Propone diputada programa del sector salud para atender Parkinson

La diputada Adriana Fuentes Téllez propuso que las instituciones del Sistema Nacional de Salud pongan en marcha un programa para prevenir e investigar el mal de Parkinson, cuya cifra de enfermos podría duplicarse a nivel mundial para el año 2030.

En un punto de acuerdo que presentó ante la Comisión Permanente del Congreso de la Unión, abundó que dicho programa deberá acompañarse de protocolos para rehabilitar a quienes padecen esta enfermedad degenerativa del sistema nervioso central.

Al señalar que este es un problema de salud pública, informó que en México afecta actualmente a entre 4.1 y 4.6 millones de personas mayores de 50 años y se calcula que en tres lustros esta cifra se duplique.

A nivel mundial, se presentan entre 150 y 200 casos por cien mil habitantes por año debido al aumento en la tasa de sobrevida, repercutiendo en un incremento de las enfermedades degenerativas vinculadas al envejecimiento.

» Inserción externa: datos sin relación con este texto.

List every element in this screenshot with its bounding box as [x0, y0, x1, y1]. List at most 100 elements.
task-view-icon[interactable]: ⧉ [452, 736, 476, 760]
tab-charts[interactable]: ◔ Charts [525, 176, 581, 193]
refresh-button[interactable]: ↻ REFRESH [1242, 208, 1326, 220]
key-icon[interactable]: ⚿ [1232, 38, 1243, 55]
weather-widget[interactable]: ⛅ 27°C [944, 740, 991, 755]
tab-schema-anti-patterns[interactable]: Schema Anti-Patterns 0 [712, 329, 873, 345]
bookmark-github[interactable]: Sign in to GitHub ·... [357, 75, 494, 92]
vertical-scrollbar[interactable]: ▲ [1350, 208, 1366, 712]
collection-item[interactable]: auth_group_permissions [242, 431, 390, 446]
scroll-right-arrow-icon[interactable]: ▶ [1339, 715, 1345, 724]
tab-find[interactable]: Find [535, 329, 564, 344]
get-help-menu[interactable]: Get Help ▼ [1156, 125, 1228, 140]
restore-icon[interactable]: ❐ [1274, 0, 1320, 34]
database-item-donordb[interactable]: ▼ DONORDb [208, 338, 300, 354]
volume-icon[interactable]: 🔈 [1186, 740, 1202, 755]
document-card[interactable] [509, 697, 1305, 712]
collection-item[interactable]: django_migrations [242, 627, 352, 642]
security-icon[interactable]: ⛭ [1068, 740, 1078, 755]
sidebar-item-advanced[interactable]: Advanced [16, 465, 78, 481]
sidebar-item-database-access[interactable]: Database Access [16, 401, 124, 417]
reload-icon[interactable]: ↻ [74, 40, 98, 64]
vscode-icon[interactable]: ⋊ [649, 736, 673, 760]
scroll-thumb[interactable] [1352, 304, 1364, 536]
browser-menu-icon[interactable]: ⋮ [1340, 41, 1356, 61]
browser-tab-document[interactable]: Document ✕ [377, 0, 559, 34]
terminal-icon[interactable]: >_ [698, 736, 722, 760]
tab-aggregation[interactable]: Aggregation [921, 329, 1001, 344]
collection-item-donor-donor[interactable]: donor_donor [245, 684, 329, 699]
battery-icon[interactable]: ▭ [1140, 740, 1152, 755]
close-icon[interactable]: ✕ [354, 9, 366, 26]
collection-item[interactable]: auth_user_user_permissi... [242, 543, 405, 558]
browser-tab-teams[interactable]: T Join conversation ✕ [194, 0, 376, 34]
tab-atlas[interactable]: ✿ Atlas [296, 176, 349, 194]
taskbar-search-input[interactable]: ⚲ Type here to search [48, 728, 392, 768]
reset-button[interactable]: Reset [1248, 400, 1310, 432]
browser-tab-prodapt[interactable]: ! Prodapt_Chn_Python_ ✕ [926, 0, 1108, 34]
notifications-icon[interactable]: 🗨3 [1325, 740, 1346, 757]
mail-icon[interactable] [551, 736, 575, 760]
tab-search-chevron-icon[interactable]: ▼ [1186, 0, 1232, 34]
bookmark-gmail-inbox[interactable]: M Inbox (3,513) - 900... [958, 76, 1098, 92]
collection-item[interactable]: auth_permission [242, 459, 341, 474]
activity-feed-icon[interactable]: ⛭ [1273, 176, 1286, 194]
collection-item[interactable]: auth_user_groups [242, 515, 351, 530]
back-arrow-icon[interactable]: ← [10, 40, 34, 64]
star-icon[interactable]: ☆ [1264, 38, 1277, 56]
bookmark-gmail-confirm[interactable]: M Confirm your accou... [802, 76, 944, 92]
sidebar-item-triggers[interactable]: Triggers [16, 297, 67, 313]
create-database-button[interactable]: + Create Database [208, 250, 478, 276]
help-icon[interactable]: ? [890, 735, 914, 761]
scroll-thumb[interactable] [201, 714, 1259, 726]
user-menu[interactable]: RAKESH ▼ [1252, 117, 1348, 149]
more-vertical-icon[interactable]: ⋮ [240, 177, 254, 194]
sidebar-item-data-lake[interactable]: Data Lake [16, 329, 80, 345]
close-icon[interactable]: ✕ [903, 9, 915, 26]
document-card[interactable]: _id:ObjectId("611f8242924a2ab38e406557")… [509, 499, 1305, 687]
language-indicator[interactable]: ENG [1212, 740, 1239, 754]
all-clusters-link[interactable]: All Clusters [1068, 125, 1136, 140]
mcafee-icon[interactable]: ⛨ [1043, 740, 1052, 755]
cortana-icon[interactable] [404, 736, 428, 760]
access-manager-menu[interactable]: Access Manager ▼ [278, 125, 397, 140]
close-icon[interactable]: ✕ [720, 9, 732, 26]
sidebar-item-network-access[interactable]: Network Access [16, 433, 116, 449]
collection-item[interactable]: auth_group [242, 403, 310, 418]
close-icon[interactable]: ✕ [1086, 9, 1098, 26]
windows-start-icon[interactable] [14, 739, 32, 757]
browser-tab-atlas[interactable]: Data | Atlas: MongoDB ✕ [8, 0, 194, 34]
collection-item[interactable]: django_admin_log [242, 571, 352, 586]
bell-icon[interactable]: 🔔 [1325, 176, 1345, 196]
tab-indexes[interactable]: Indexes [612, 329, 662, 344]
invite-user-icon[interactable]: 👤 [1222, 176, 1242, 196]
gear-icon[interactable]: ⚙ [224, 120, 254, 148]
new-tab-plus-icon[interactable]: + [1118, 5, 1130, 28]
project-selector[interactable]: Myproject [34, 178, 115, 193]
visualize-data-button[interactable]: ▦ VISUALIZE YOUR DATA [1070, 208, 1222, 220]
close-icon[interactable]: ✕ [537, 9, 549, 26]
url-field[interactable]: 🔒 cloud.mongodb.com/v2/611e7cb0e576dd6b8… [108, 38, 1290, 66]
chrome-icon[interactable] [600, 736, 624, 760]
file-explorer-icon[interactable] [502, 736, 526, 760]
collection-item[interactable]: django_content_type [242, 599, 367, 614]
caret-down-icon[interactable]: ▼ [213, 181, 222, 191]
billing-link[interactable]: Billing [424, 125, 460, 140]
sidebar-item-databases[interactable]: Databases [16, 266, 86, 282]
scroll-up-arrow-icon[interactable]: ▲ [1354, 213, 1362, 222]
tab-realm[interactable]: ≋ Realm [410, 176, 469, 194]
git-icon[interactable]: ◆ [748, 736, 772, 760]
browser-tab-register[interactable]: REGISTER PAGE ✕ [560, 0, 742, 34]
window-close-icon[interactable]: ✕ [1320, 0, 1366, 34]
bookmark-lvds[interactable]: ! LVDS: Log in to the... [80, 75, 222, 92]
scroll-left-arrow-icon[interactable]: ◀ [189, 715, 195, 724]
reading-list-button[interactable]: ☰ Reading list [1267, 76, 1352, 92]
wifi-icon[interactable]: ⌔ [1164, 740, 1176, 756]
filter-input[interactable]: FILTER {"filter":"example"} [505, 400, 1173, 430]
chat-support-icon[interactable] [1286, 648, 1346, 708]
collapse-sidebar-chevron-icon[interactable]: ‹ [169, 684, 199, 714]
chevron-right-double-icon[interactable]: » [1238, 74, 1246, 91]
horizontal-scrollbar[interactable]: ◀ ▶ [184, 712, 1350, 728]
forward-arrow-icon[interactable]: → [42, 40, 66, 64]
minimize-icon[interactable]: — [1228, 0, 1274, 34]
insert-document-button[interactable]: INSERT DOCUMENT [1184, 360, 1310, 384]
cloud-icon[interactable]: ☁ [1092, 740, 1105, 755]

Argumentó que este padecimiento ocupa el tercer lugar en frecuencia dentro de las enfermedades neurológicas, y entre los síntomas está la aparición de un espasmo breve, constante e incontrolable en las manos y brazos, manifestándose como una desregulación en el control del movimiento.

La enfermedad de Parkinson, abundó, degenera el sistema nervioso central y se caracteriza por una pérdida neuronal que ocasiona disminución en la disponibilidad cerebral del neurotransmisor llamado dopamina, entre otros.

En el documento suscrito por el priista, Jesús Valdés Palazuelos, se indica que en la actualidad el Instituto Politécnico Nacional ha desarrollado un sistema informático que mediante memorias asociativas y el análisis de la voz, permite diagnosticar la enfermedad de Parkinson desde su etapa inicial.

Se explica que como en otros padecimientos crónicos, el tratamiento de la enfermedad de Parkinson debe ser continuo y esencialmente consiste en la administración de medicamentos específicos y en la rehabilitación física.

El beneficio para la mayor parte de los pacientes consiste en la mejoría de los síntomas y la capacidad de mantener una actividad física adecuada.

Dicha enfermedad suele comenzar entre los 50 y 65 años de edad, aunque existe un número reducido de casos antes de los 40 años y se le denomina Parkinson juvenil. Puede presentarse tanto en hombres como en mujeres y en todas las razas.